Kursaal Centre

In spring 1990, San Sebastian’s City Hall organized an invitational competition to build an auditorium and congress center on the plot where the Gran Kursaal casino had stood.

The site of the Kursaal Centre at the mouth of the River Urumea is a geographical accident and was required to remain as such. The architect therefore proposed to erect a building that would not violate the river’s presence in the city. The convention centre and concert hall are conceived as separate autonomous volumes: two gigantic rocks stranded at the mouth of the river forming part of the landscape rather than belonging to the city. All other facilities the exhibition halls, meeting rooms, offices, a restaurant, and musician's services are located in the platform at the base of these cubes.

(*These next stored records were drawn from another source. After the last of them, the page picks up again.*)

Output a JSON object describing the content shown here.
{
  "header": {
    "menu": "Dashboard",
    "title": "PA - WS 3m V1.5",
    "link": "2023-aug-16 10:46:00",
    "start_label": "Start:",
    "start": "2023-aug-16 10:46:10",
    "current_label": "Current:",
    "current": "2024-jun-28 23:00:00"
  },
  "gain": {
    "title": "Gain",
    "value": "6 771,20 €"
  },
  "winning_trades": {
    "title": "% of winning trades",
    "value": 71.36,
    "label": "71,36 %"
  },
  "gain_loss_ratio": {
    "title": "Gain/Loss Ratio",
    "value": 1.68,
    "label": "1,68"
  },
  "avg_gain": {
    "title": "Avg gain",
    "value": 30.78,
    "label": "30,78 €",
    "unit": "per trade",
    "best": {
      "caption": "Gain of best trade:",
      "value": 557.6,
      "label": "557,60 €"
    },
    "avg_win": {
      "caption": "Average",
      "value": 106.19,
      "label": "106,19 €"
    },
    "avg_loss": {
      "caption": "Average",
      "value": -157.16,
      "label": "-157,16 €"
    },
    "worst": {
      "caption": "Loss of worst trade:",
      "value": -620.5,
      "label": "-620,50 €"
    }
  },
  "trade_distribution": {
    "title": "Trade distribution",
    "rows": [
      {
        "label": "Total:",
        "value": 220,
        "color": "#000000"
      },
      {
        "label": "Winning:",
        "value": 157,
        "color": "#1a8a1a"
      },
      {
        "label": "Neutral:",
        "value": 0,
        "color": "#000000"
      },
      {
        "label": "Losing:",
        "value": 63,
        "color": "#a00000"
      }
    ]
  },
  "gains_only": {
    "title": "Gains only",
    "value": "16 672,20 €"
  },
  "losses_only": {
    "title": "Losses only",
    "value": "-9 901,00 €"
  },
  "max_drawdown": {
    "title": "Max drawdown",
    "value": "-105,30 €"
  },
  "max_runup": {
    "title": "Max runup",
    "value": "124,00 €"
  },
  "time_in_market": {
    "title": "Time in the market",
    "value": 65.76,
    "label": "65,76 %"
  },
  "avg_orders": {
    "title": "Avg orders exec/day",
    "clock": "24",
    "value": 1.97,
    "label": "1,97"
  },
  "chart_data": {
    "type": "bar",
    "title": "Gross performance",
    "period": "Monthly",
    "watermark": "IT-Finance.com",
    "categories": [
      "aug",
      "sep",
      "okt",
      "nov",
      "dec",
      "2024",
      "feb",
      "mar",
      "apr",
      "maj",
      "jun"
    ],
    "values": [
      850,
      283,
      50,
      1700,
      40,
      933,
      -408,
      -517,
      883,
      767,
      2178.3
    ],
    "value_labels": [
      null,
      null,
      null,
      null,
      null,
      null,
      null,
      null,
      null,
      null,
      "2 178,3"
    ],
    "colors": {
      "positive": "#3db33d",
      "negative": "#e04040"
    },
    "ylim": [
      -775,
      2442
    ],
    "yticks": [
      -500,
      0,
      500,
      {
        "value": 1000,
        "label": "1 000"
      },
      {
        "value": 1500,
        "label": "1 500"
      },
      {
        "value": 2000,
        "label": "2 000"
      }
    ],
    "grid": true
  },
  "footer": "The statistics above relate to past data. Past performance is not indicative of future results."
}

The concert hall is inscribed asymmetrically into the larger of the two prismatic volumes. The asymmetry is oriented in such a way that visitors entering the foyer are unconsciously led towards the highest level where Mount Urgull and the sea may be contemplated from a window which punctures the building s double wall, composed of a steel skeleton clad inside and out with special, laminated glass elements. Outside, glass surfaces provide protection against salt-laden sea winds, making the volume a dense, opaque, yet changing mass by day, and a mysterious and dazzling source of light by night.
Similar design and structural criteria were applied to the smaller convention centre, which is also inscribed into an inclined prism. Though the asymmetry here is less evident, the view from the foyer of Mount Ulía and the sea in the background is just as spectacular.

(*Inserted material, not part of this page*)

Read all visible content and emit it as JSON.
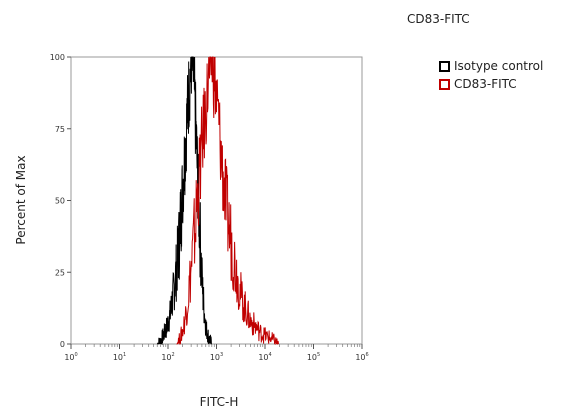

The open space of the platform below provides entrances to the auditorium and congress hall, information and ticket booths, and access to a 500-car parking structure. This plinth serves as the meeting space between the cultural centre and the city, opening onto Avenida de la Zurriola and providing a wide outdoor space for public access.

The challenge was to maintain the proposal’s abstraction while materializing and turning it into a building. This made the architect explore the potential of a material he had never worked with before: glass. Last but not least, the building is – for myriad reasons – indebted to the Sydney Opera House, on the one hand, and to the sculptures of Jorge Oteiza, on the other, as it was probably Oteiza who taught us how primary solids come alive when made sensitive to intervention, whether a sculptor’s or an architect’s, both having the power to animate them and instill in them the yearning for movement.